The decision comes at a time when the construction of the East African Crude Oil Pipeline (EACOP) is facing funding challenges after private oil firms stopped the project due to a tax dispute with the Ugandan government.
Uganda and Tanzania have opened discussions with the African Development Bank (AfDB) for partial financing of construction of the crude oil pipeline between the two countries after private oil giants—Tullow Oil and Total SA—pulled out of the deal about three months ago.
The EastAfrican has learnt that Uganda and Tanzania are in talks with the AfDB for an estimated $1.8 million grant, with hopes of reviving the project that is critical to the commercial production of Uganda’s crude oil reserves that were discovered 13 years ago.
“This project was cancelled for non-performance. A request for grant funding under Nepad-IPPF [Nepad Infrastructure Project Preparation Facility] special fund has been received to resuscitate the project. Request currently under consideration,” states the project status report by the EAC Secretariat, seen by The EastAfrican.
The AfDB, through its Nepad-IPPF Special Fund, offers financial assistance to African countries, Regional Economic Communities, specialised agencies and related institutions by providing grants for developing high quality and viable regional and continental infrastructure projects.

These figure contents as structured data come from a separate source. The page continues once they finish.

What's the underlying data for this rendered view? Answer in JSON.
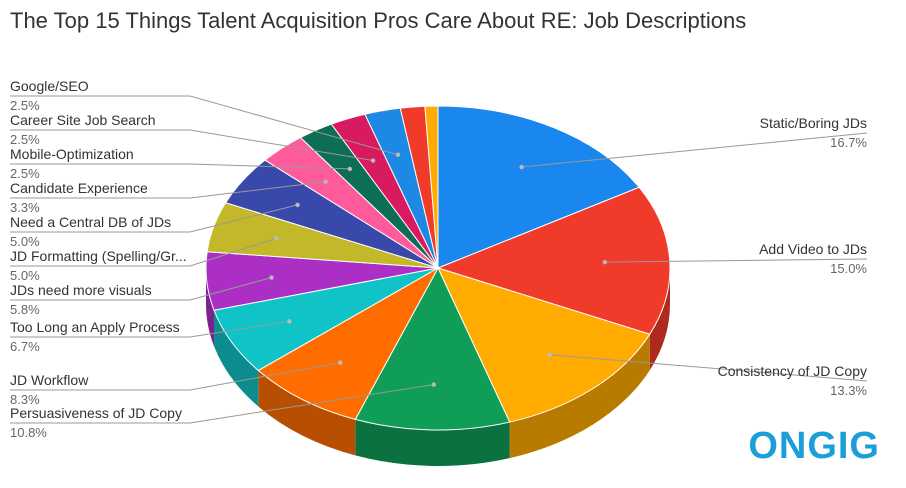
{
  "chart_data": {
    "type": "pie3d",
    "title": "The Top 15 Things Talent Acquisition Pros Care About RE: Job Descriptions",
    "categories": [
      "Static/Boring JDs",
      "Add Video to JDs",
      "Consistency of JD Copy",
      "Persuasiveness of JD Copy",
      "JD Workflow",
      "Too Long an Apply Process",
      "JDs need more visuals",
      "JD Formatting (Spelling/Gr...",
      "Need a Central DB of JDs",
      "Candidate Experience",
      "Mobile-Optimization",
      "Career Site Job Search",
      "Google/SEO",
      null,
      null
    ],
    "values": [
      16.7,
      15.0,
      13.3,
      10.8,
      8.3,
      6.7,
      5.8,
      5.0,
      5.0,
      3.3,
      2.5,
      2.5,
      2.5,
      1.7,
      0.9
    ],
    "value_labels": [
      "16.7%",
      "15.0%",
      "13.3%",
      "10.8%",
      "8.3%",
      "6.7%",
      "5.8%",
      "5.0%",
      "5.0%",
      "3.3%",
      "2.5%",
      "2.5%",
      "2.5%",
      null,
      null
    ],
    "colors": [
      "#1a87ef",
      "#f03a2a",
      "#ffab00",
      "#0f9d58",
      "#ff6d00",
      "#10c3c6",
      "#ab2fc4",
      "#c3b829",
      "#3949ab",
      "#ff5b9c",
      "#0b6e55",
      "#d81b60",
      "#1e88e5",
      "#f03a2a",
      "#ffab00"
    ]
  },
  "logo": "ONGIG"
}
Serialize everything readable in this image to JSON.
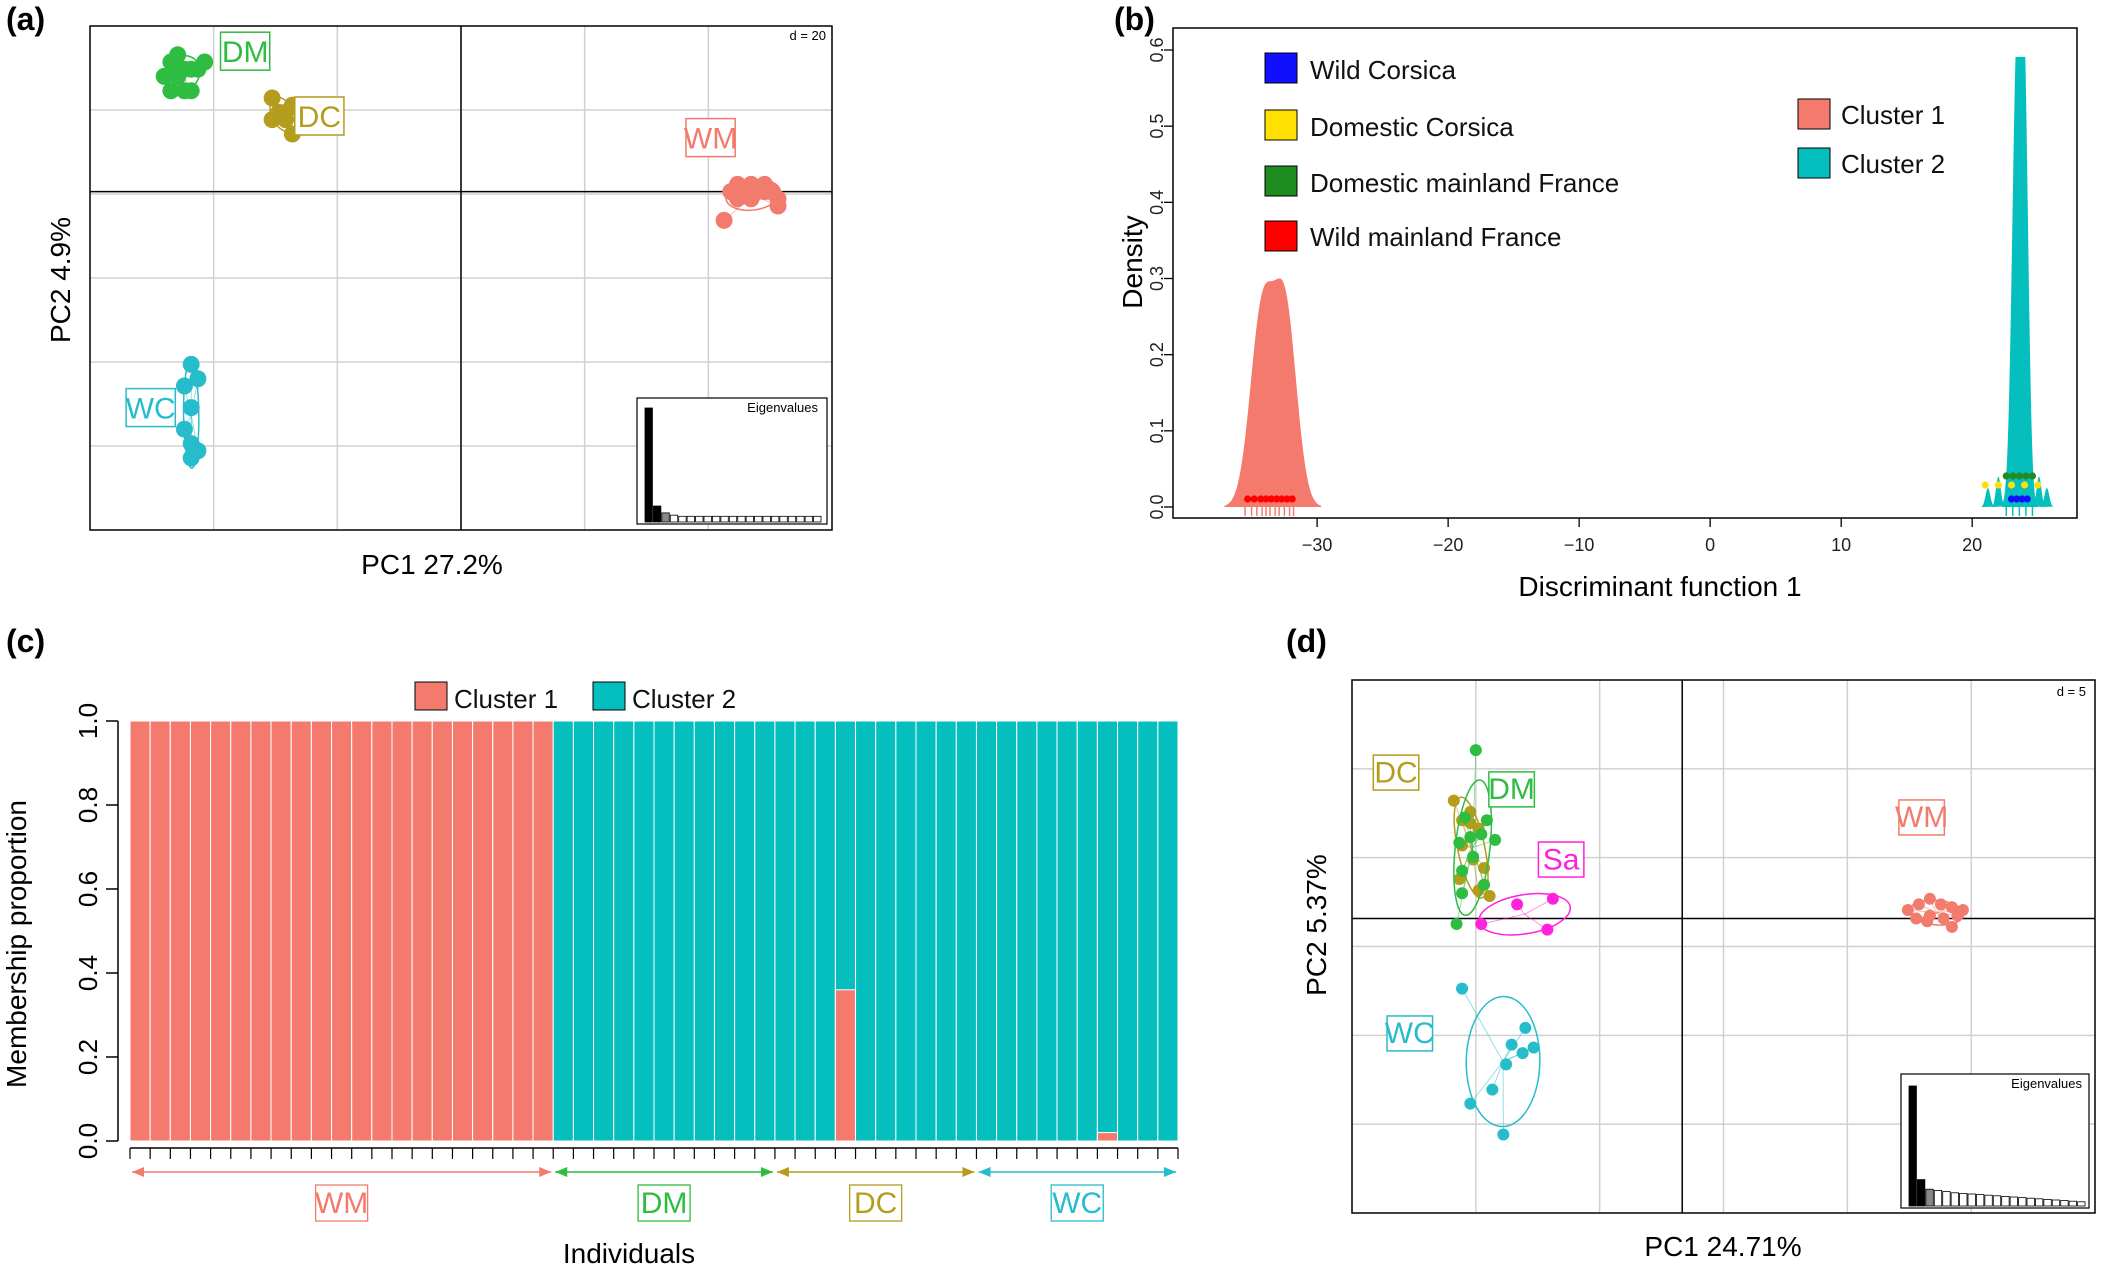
{
  "colors": {
    "DM": "#2ebc41",
    "DC": "#b49c1c",
    "WM": "#f17b6c",
    "WC": "#27bccc",
    "Sa": "#ff22dd",
    "cluster1": "#f47a6d",
    "cluster2": "#05bfbf",
    "wild_corsica": "#1010ff",
    "domestic_corsica": "#ffe000",
    "domestic_mainland": "#1e8c1e",
    "wild_mainland": "#ff0000"
  },
  "chart_data": [
    {
      "panel": "(a)",
      "type": "scatter",
      "xlabel": "PC1 27.2%",
      "ylabel": "PC2 4.9%",
      "scale_label": "d = 20",
      "inset_title": "Eigenvalues",
      "xlim": [
        -55,
        55
      ],
      "ylim": [
        -47,
        23
      ],
      "groups": [
        {
          "name": "DM",
          "label_pos": [
            -32,
            19.5
          ],
          "x": [
            -43,
            -42,
            -41,
            -42,
            -40,
            -39,
            -44,
            -38,
            -42,
            -41,
            -43,
            -40,
            -42
          ],
          "y": [
            18,
            17,
            17,
            16,
            17,
            17,
            16,
            18,
            16,
            14,
            14,
            14,
            19
          ]
        },
        {
          "name": "DC",
          "label_pos": [
            -21,
            10.5
          ],
          "x": [
            -28,
            -27,
            -26,
            -25,
            -28,
            -26,
            -25
          ],
          "y": [
            13,
            11,
            11,
            12,
            10,
            10,
            8
          ]
        },
        {
          "name": "WM",
          "label_pos": [
            37,
            7.5
          ],
          "x": [
            40,
            41,
            42,
            43,
            44,
            45,
            46,
            47,
            41,
            43,
            45,
            47,
            39
          ],
          "y": [
            0,
            1,
            0,
            1,
            0,
            1,
            0,
            -1,
            -1,
            -1,
            0,
            -2,
            -4
          ]
        },
        {
          "name": "WC",
          "label_pos": [
            -46,
            -30
          ],
          "x": [
            -40,
            -39,
            -41,
            -40,
            -41,
            -40,
            -39,
            -40
          ],
          "y": [
            -24,
            -26,
            -27,
            -30,
            -33,
            -35,
            -36,
            -37
          ]
        }
      ],
      "eigenvalues": [
        1.0,
        0.14,
        0.08,
        0.06,
        0.05,
        0.05,
        0.05,
        0.05,
        0.05,
        0.05,
        0.05,
        0.05,
        0.05,
        0.05,
        0.05,
        0.05,
        0.05,
        0.05,
        0.05,
        0.05,
        0.05
      ]
    },
    {
      "panel": "(b)",
      "type": "area",
      "xlabel": "Discriminant function 1",
      "ylabel": "Density",
      "xlim": [
        -41,
        28
      ],
      "ylim": [
        0,
        0.6
      ],
      "xticks": [
        -30,
        -20,
        -10,
        0,
        10,
        20
      ],
      "yticks": [
        0.0,
        0.1,
        0.2,
        0.3,
        0.4,
        0.5,
        0.6
      ],
      "legend_left": [
        "Wild Corsica",
        "Domestic Corsica",
        "Domestic mainland France",
        "Wild mainland France"
      ],
      "legend_right": [
        "Cluster 1",
        "Cluster 2"
      ],
      "series": [
        {
          "name": "Cluster 1",
          "peaks": [
            [
              -34.2,
              0.255,
              0.9
            ],
            [
              -32.4,
              0.25,
              0.85
            ]
          ]
        },
        {
          "name": "Cluster 2",
          "peaks": [
            [
              23.4,
              0.58,
              0.35
            ],
            [
              24.0,
              0.5,
              0.3
            ]
          ]
        }
      ],
      "rug_cluster1": [
        -35.5,
        -35.0,
        -34.6,
        -34.2,
        -33.9,
        -33.6,
        -33.2,
        -32.9,
        -32.5,
        -32.1,
        -31.8
      ],
      "points_wild_mainland": [
        -35.3,
        -34.8,
        -34.3,
        -33.9,
        -33.5,
        -33.1,
        -32.7,
        -32.3,
        -31.9
      ],
      "points_domestic_mainland": [
        22.6,
        23.1,
        23.6,
        24.1,
        24.6
      ],
      "points_domestic_corsica": [
        21.0,
        22.0,
        23.0,
        24.0,
        25.0
      ],
      "points_wild_corsica": [
        23.0,
        23.4,
        23.8,
        24.2
      ]
    },
    {
      "panel": "(c)",
      "type": "bar",
      "xlabel": "Individuals",
      "ylabel": "Membership proportion",
      "ylim": [
        0,
        1.0
      ],
      "yticks": [
        0.0,
        0.2,
        0.4,
        0.6,
        0.8,
        1.0
      ],
      "legend": [
        "Cluster 1",
        "Cluster 2"
      ],
      "n_individuals": 52,
      "cluster1": [
        1,
        1,
        1,
        1,
        1,
        1,
        1,
        1,
        1,
        1,
        1,
        1,
        1,
        1,
        1,
        1,
        1,
        1,
        1,
        1,
        1,
        0,
        0,
        0,
        0,
        0,
        0,
        0,
        0,
        0,
        0,
        0,
        0,
        0,
        0,
        0.36,
        0,
        0,
        0,
        0,
        0,
        0,
        0,
        0,
        0,
        0,
        0,
        0,
        0.02,
        0,
        0,
        0
      ],
      "groups": [
        {
          "name": "WM",
          "start": 0,
          "end": 21
        },
        {
          "name": "DM",
          "start": 21,
          "end": 32
        },
        {
          "name": "DC",
          "start": 32,
          "end": 42
        },
        {
          "name": "WC",
          "start": 42,
          "end": 52
        }
      ]
    },
    {
      "panel": "(d)",
      "type": "scatter",
      "xlabel": "PC1 24.71%",
      "ylabel": "PC2 5.37%",
      "scale_label": "d = 5",
      "inset_title": "Eigenvalues",
      "xlim": [
        -12,
        15
      ],
      "ylim": [
        -10.5,
        8.5
      ],
      "groups": [
        {
          "name": "DC",
          "label_pos": [
            -10.4,
            5.2
          ],
          "x": [
            -8.3,
            -8.0,
            -7.7,
            -7.4,
            -8.0,
            -7.6,
            -7.2,
            -8.1,
            -7.4,
            -7.0,
            -7.7
          ],
          "y": [
            4.2,
            3.5,
            3.8,
            3.2,
            2.6,
            2.1,
            1.8,
            1.4,
            1.0,
            0.8,
            3.4
          ]
        },
        {
          "name": "DM",
          "label_pos": [
            -6.2,
            4.6
          ],
          "x": [
            -7.5,
            -7.9,
            -7.1,
            -7.3,
            -7.7,
            -8.1,
            -6.8,
            -7.6,
            -8.0,
            -7.2,
            -8.0,
            -8.2
          ],
          "y": [
            6.0,
            3.6,
            3.5,
            3.0,
            2.9,
            2.7,
            2.8,
            2.2,
            1.7,
            1.2,
            0.9,
            -0.2
          ]
        },
        {
          "name": "Sa",
          "label_pos": [
            -4.4,
            2.1
          ],
          "x": [
            -7.3,
            -6.0,
            -4.7,
            -4.9
          ],
          "y": [
            -0.2,
            0.5,
            0.7,
            -0.4
          ]
        },
        {
          "name": "WM",
          "label_pos": [
            8.7,
            3.6
          ],
          "x": [
            8.2,
            8.6,
            9.0,
            9.4,
            9.8,
            10.2,
            8.5,
            9.0,
            9.5,
            10.0,
            9.8,
            8.9
          ],
          "y": [
            0.3,
            0.5,
            0.7,
            0.5,
            0.4,
            0.3,
            0.0,
            0.1,
            0.0,
            0.1,
            -0.3,
            -0.1
          ]
        },
        {
          "name": "WC",
          "label_pos": [
            -9.9,
            -4.1
          ],
          "x": [
            -8.0,
            -5.7,
            -6.2,
            -5.4,
            -5.8,
            -6.4,
            -6.9,
            -7.7,
            -6.5
          ],
          "y": [
            -2.5,
            -3.9,
            -4.5,
            -4.6,
            -4.8,
            -5.2,
            -6.1,
            -6.6,
            -7.7
          ]
        }
      ],
      "eigenvalues": [
        1.0,
        0.22,
        0.14,
        0.13,
        0.12,
        0.11,
        0.105,
        0.1,
        0.095,
        0.09,
        0.085,
        0.08,
        0.075,
        0.07,
        0.065,
        0.06,
        0.055,
        0.05,
        0.045,
        0.04,
        0.035
      ]
    }
  ]
}
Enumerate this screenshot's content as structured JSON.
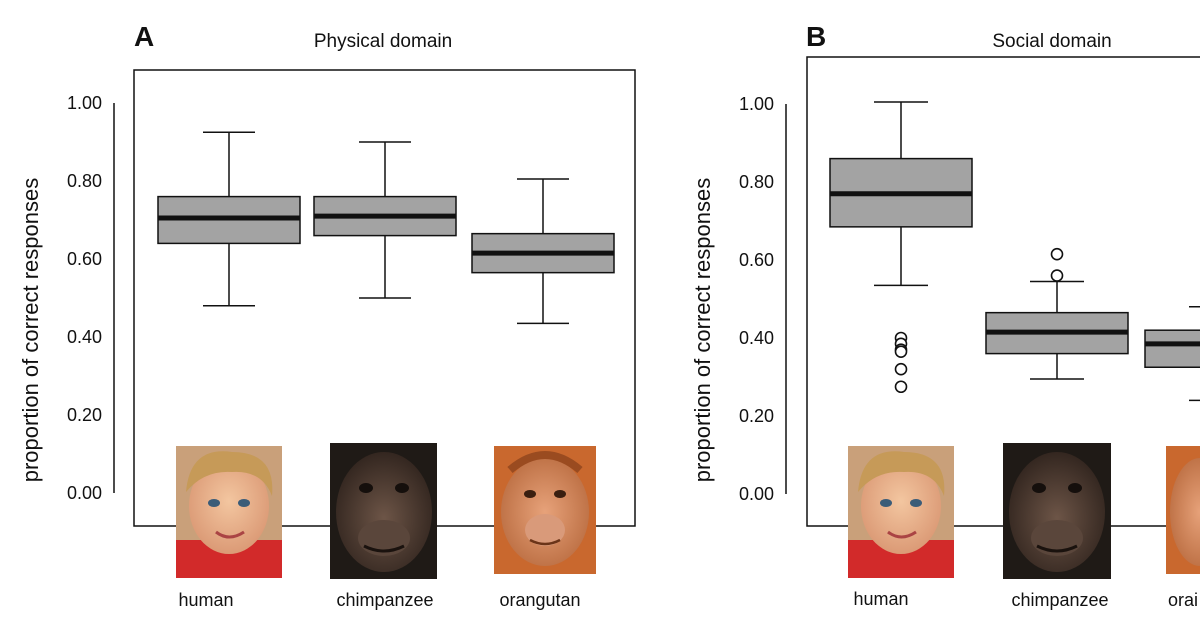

The grant resources put recipient countries in prime positions to solicit for additional funding from public and private sources.
AfDB’s manager in-charge of Infrastructure and Partnerships Division Mike Salawou did not respond to our e-mailed questions by the time of going to press.
Uganda’s Energy Minister Irene Muloni, earlier this month said the government had already offered a solution to the tax dispute and that she was optimistic that the oil firms would make their final investment decisions on the project by the end of March next year, paving the way for the first oil to pass through the pipeline by 2023.